Getting your kids to clean up the room can be a challenge that leaves both of you irritated and angry. Many kids will do just about anything to avoid cleaning up including whining, dawdling, getting distracted or trying to distract you, and outright refusal. Yelling, threatening, or cajoling may work sometimes but it is a not a long-term strategy as it will just put everyone in a bad mood and make them more resentful of having to clean up. But it is important to teach children to establish a routine of tidying up regularly, calmly, and – eventually – without prompting. This is an essential part of learning important life skills. In order to help you overcome and eventually avoid having this battle, here are some great tips to help you motivate your children to clean up.
- Set a good example: Kids are far more responsive to what we do than what we say. Because of this, it is crucial to lead by example.
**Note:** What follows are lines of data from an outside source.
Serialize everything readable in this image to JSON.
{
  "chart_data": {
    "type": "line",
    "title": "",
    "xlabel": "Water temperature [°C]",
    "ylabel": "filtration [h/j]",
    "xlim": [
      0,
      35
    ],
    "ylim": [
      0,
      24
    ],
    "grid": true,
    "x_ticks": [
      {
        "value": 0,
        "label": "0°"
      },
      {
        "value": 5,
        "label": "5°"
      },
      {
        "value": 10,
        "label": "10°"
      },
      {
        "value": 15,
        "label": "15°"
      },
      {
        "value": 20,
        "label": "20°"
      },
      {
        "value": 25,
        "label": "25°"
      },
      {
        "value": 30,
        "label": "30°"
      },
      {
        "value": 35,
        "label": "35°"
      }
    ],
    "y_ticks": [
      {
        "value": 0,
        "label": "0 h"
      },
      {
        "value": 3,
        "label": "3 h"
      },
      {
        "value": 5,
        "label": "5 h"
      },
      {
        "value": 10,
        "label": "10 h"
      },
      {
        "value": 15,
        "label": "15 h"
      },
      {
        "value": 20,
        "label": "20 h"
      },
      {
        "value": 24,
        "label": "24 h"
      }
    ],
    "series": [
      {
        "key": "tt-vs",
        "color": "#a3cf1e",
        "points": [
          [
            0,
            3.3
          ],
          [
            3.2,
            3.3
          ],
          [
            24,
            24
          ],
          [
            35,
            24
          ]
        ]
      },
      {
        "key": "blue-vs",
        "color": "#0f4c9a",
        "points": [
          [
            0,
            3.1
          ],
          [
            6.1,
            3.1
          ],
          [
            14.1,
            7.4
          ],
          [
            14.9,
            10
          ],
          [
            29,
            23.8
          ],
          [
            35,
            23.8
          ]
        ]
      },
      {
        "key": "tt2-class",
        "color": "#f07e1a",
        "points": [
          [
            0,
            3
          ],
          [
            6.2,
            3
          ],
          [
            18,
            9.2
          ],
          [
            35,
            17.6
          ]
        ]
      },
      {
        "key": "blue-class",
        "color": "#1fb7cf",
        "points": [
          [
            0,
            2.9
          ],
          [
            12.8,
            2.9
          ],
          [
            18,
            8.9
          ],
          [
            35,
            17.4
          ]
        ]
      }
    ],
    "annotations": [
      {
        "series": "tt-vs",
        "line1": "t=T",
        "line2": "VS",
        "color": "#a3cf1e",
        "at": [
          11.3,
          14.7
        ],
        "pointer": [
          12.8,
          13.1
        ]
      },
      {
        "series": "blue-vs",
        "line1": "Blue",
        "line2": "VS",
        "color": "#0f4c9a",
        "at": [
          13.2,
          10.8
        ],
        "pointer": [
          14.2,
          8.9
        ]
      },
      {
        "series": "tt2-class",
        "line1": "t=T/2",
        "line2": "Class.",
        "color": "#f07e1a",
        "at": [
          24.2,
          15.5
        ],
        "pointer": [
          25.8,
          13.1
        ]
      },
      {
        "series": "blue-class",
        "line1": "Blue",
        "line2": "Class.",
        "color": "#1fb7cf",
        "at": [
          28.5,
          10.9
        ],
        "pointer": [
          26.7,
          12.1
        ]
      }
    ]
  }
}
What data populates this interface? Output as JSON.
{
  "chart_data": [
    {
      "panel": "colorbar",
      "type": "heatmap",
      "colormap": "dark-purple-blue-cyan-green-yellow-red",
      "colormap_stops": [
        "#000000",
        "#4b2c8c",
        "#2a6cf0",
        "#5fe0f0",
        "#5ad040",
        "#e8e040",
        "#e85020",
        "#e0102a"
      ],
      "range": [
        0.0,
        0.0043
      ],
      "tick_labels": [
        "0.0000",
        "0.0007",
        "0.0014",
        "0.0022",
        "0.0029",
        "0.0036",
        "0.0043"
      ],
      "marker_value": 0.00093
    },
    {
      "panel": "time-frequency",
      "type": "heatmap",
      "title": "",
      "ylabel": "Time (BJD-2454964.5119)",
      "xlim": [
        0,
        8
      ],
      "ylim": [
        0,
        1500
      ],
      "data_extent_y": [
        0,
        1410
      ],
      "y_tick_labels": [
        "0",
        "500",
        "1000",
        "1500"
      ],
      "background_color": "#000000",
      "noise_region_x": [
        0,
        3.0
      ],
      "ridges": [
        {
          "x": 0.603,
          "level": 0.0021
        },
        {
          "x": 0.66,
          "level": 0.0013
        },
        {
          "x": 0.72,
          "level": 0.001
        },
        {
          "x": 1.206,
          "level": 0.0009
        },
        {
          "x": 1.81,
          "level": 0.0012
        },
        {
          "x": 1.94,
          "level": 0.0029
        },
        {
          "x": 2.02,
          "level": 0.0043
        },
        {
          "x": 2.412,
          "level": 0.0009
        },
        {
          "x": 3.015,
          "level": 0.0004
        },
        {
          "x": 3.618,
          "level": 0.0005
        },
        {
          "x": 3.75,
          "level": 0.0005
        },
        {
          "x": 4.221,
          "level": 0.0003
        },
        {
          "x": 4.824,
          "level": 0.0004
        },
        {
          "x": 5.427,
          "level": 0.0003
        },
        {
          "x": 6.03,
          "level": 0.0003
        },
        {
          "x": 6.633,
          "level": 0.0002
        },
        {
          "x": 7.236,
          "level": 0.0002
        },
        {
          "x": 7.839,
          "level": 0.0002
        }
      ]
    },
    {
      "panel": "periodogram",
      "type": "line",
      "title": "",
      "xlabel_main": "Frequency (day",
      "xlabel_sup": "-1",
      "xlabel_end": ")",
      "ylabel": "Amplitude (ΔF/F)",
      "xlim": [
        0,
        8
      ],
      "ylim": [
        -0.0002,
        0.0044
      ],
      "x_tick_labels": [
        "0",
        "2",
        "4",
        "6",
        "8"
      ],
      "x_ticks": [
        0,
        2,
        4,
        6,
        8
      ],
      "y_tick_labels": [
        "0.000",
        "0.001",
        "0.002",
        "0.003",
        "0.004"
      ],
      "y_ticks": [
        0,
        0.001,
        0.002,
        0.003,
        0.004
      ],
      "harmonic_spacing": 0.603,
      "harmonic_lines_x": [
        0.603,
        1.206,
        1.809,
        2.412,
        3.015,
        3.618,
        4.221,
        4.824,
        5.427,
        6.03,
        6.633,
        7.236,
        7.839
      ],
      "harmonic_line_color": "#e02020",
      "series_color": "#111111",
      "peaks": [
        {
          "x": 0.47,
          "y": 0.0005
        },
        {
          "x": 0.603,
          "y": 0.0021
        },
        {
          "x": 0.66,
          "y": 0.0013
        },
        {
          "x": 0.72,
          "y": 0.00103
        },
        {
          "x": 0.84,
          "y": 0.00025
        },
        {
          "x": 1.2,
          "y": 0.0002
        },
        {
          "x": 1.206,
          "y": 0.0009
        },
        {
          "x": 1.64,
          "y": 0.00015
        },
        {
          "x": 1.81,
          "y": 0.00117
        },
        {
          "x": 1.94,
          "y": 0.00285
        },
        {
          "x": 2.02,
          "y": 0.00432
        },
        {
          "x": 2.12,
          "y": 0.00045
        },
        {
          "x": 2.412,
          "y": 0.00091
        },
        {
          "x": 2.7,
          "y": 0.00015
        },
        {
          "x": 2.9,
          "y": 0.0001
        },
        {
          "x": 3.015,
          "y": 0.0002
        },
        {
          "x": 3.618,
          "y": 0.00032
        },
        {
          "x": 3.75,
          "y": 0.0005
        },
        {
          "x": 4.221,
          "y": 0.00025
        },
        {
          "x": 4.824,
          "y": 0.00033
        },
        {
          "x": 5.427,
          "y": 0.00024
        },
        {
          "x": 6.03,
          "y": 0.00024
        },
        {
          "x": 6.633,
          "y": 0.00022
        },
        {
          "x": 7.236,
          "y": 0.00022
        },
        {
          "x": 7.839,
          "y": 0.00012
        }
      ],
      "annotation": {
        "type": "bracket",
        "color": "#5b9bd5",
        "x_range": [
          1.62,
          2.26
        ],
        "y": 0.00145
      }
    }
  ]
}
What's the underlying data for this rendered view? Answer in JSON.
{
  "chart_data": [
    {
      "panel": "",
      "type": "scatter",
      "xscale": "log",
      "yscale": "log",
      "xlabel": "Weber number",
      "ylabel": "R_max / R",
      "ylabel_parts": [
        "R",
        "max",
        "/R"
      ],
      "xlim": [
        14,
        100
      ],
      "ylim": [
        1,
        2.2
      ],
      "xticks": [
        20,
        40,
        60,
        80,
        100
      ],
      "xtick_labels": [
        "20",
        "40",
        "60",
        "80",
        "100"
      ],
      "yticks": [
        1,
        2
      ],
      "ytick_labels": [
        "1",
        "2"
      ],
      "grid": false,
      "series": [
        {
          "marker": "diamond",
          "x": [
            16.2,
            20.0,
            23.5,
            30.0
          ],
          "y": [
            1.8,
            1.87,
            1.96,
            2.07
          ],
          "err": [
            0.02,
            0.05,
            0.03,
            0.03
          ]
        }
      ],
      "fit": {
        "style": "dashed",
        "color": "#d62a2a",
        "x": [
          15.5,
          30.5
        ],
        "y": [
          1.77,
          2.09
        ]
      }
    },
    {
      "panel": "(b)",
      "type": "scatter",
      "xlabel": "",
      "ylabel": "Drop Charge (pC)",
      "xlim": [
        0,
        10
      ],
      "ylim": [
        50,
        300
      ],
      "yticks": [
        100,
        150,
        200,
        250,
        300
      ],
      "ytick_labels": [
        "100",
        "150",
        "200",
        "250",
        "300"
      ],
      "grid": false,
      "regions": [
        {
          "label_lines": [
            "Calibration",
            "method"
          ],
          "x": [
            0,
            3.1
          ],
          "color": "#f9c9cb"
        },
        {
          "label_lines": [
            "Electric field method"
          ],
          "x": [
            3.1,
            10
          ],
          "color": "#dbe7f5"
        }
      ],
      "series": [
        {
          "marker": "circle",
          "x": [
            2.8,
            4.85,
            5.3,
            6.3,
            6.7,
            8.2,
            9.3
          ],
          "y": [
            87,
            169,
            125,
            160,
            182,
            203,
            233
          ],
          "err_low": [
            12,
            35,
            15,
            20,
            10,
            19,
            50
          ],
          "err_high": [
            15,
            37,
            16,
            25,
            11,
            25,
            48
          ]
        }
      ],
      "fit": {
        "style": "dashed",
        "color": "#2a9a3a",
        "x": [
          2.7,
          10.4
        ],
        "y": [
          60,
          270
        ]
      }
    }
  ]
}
Take pride in your home, keep your possessions in order, and always maintain a positive attitude toward the daily tasks of cleaning up, rinsing dishes, and putting things away. It will be much harder to encourage your children to be organized if you are always misplacing your car keys or letting unwashed dishes pile up in the sink.
- Respect their space: Children are more likely to want to keep their space tidy and organized if it feels like their own. Give them control over how the space looks and where things are kept and make sure it is clear that it is their responsibility to put their toys and sports equipment away so that they can find it again. Let them rearrange furniture, paint shelves, buy new sheets, decorate boxes to keep possessions in, and choose their own décor.
- Define cleanliness: You can tell your kids to clean up until you are blue in the face but it is never going to get done if you don’t tell them exactly what they need to do. Make a checklist to help them learn all of the steps involved in getting their room up to your standards of clean and don’t forget to include:
- Making the bed;
- Put laundry in the hamper;
- Putting away clean clothes;
- All toys and sports equipment off the floor and in its place;
- Vacuuming
- Do chores together: Armchair supervision is often less effective than active participation. Set aside a specific amount of time to work together getting their room spic and span and, once they have learned how to perform all of the necessary tasks, use the time to catch up on how their schoolwork is going and what is going on with their friends.
- Set reasonable standards: Keep your expectations reasonable and offer help when they need it but don’t let yourself do all the work out of frustration or a desire to be helpful. Show them how to do something and then make them do it themselves or they will never learn. Proper cleaning up is essential to prevent illness and injury so establish strict rules about garbage, dirty dishes, moldering laundry, broken glass and/or scattered toys.